液晶/聚合物光栅激光器的制备研究

	液晶/聚合物光栅激光器的制备研究
	黄文彬
学位类型	博士
导师	宣丽
	2014-07
学位授予单位	中国科学院大学
学位专业	光学
摘要	液晶/聚合物光栅是通过定域聚合引发的相分离而形成的折射率周期变化结构：液晶与光敏单体的均匀混合物在全息光场中曝光，在干涉场的亮区，光敏单体会优先发生聚合，导致不反应的液晶分子在干涉场的暗区域相分离出现，最终形成对应干涉场亮区/暗区的聚合物/液晶层交替结构。这种周期在可见光波长范围的微结构制造成本低廉，成栅速度快，拥有电场调谐以及独特调控光场的能力。如果在制备过程中将染料混合到预聚物中，曝光完毕后染料会直接掺杂到液晶/聚合物光栅中。由于染料的增益作用以及光栅的选模特性，可以制备出有机分布反馈激光器，该激光器有着成本低，阈值低，线宽窄，出射波长调谐范围宽的特点，因而有巨大的潜力应用在高分辨率光谱仪领域。以往对于液晶/聚合物光栅的研究主要集中在从化学角度降低其驱动电压及提高其衍射性质上面。由于缺少对该光栅内部物理参数的理解，无法将光栅性质和激光器性能联系到一起，所以也就没有办法系统严密的从谐振腔角度来理解分布反馈激光器工作机理并相应的提高激光器性能。另一方面由于染料存在很强的浓度淬灭现象，必须以低浓度掺杂到液晶/聚合物光栅中来作为增益材料，使得导芯层厚度过厚，对光吸收效率低下，激光只能出侧面出光。所以现在的液晶/聚合物分布反馈激光器存在阈值较高，模式多，激光光斑发散角很大且无法控制，转化效率极低等缺点，严重阻碍了器件的商业化进展。针对以上的这些问题，本论文进行了以下几方面的研究工作。首先对液晶/聚合物光栅形貌进行了深入的研究，发现在低曝光强度时候，相分离出来的液晶在光栅中形成均匀层而不是以液滴形状出现，这样光栅散射损失小于4%，十分适合作为激光器谐振腔；然后利用光栅形成过程中实时的不同偏振光的衍射特性，确定了相分离的液晶分子最终沿着光栅矢量方向排列。最后以上面两个特性作为依据，设计了双折射测量实验来定量液晶相分离度，并且在不用任何拟合参数情况下，使用各向异性耦合波理论解释了光栅衍射特性。
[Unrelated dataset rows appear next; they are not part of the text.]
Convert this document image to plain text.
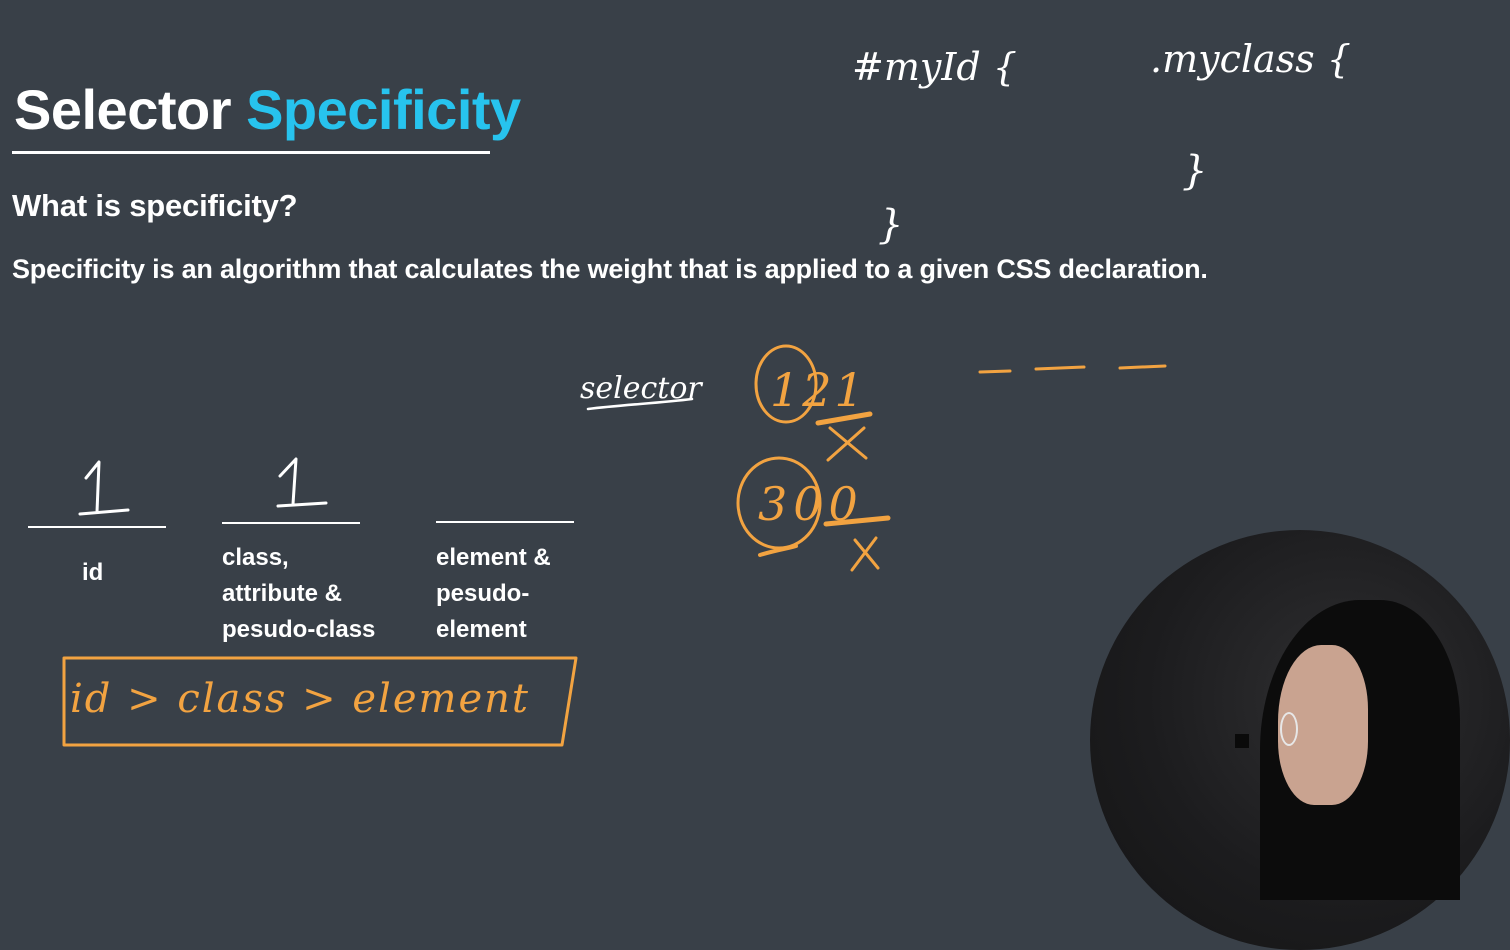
Selector Specificity
What is specificity?
Specificity is an algorithm that calculates the weight that is applied to a given CSS declaration.
id
class,
attribute &
pesudo-class
element &
pesudo-
element
#myId {
}
.myclass {
}
selector 121
300
id > class > element
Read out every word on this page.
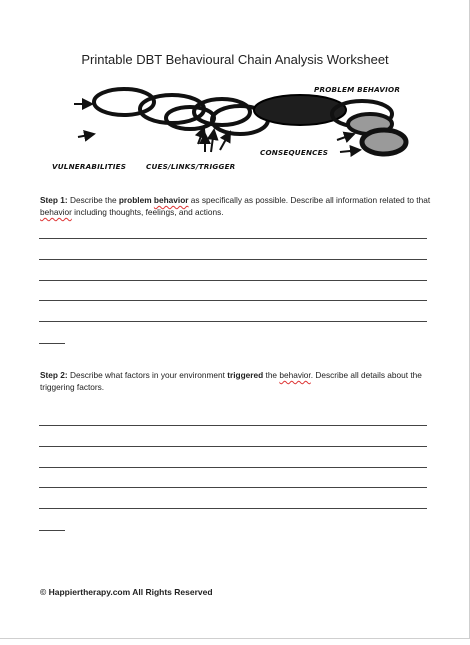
Printable DBT Behavioural Chain Analysis Worksheet
PROBLEM BEHAVIOR
CONSEQUENCES
VULNERABILITIES	CUES/LINKS/TRIGGER
Step 1: Describe the problem behavior as specifically as possible. Describe all information related to that behavior including thoughts, feelings, and actions.
Step 2: Describe what factors in your environment triggered the behavior. Describe all details about the triggering factors.
© Happiertherapy.com All Rights Reserved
进一步的以该测量方法为依据，系统研究了照射光偏振，光强，光栅周期对光栅形貌及相分离度的影响，获得了一些制备理想谐振腔的普适规律，为接下来激光器反馈机理研究及性能提高打下了基础。针对液晶自取向沿着光栅矢量带来反馈光界面折射率十分小的问题，提出了清亮点制备光栅的解决方法，令液晶分子在光栅中混乱取向，使得激光能量效率从0.4%上升到了0.9%。然后对染料掺杂的液晶/聚合物光栅激光器的选模机理做了深入的研究，发现这种波导性DFB激光器所支持的模式由两个机理决定，首先是模式必须是以HPDLC层为导芯层的波导模式，这样光就不会从基板方向泄露出去，其次模式波长要满足光栅的布拉格条件，这样光在行进中才可以得到有效反馈。基于此理论对激光器的模式进行了调控和优化：由于液晶分子沿着光栅矢量排列，施加电场后，液晶分子最多可以有90度的转动，TM模式的光在光栅中的折射率可以有较大的变化。据此原理，对激光模式进行了8nm的连续调谐，为以后应用于高分辨率光谱仪打下了基础；针对激光器多模工作的问题，通过仔细调控光栅介质与玻璃基板间的折射率差，控制光子振荡周期，得到了单模工作的激光器。最后将有机半导体薄膜作为增益介质引入到液晶/聚合物激光器中，由于其无法和预聚物互溶，所以设计了外反馈DFB腔。液晶/聚合物光栅单独制备在有机半导体薄膜上面，两层通过疏式波进行相互作用。实验表明，增益薄膜厚度在75nm左右时候，器件可以在增益以及反馈两个物理过程之间得到平衡，从而得到最佳的激光性能。与基于染料的激光器相比，这种激光器的性能有大幅度的提高：单模出射，TE线偏振，阈值降到原来十分之一（21μJ/cm2），能量效率上升了六倍（5.9%）。进一步研究了泵浦偏振对器件性能的影响：s偏振泵浦下激光器性能最佳，工作阈值下降到18μJ/cm2，能量效率上升至6.5%。最后采用周期为390nm的液晶/聚合物光栅制备了二级DFB激光器，工作阈值进一步降至13μJ/cm2。并且利用光栅的耦合作用，使得激光垂直于基板表面发射，在垂直于光栅槽方向发散角近于衍射极限，大大提高了对激光能量的利用率。本论文系统研究了液晶/聚合物光栅形貌，液晶分子取向以及液晶相分离度，并给予了其简单直观的物理图像，使得与激光器性能息息相关的参数可以直接测量，在此基础上深入研究了DFB波导激光器的模式选择机理，优化和调控了激光器模式，最后将有机半导体材料和液晶/聚合物光栅很好的结合在一起，得到了大幅度的性能提高，为以后商业化实现低成本，高转化效率，低发散角，可调谐的有机DFB激光器打下了坚实的基础。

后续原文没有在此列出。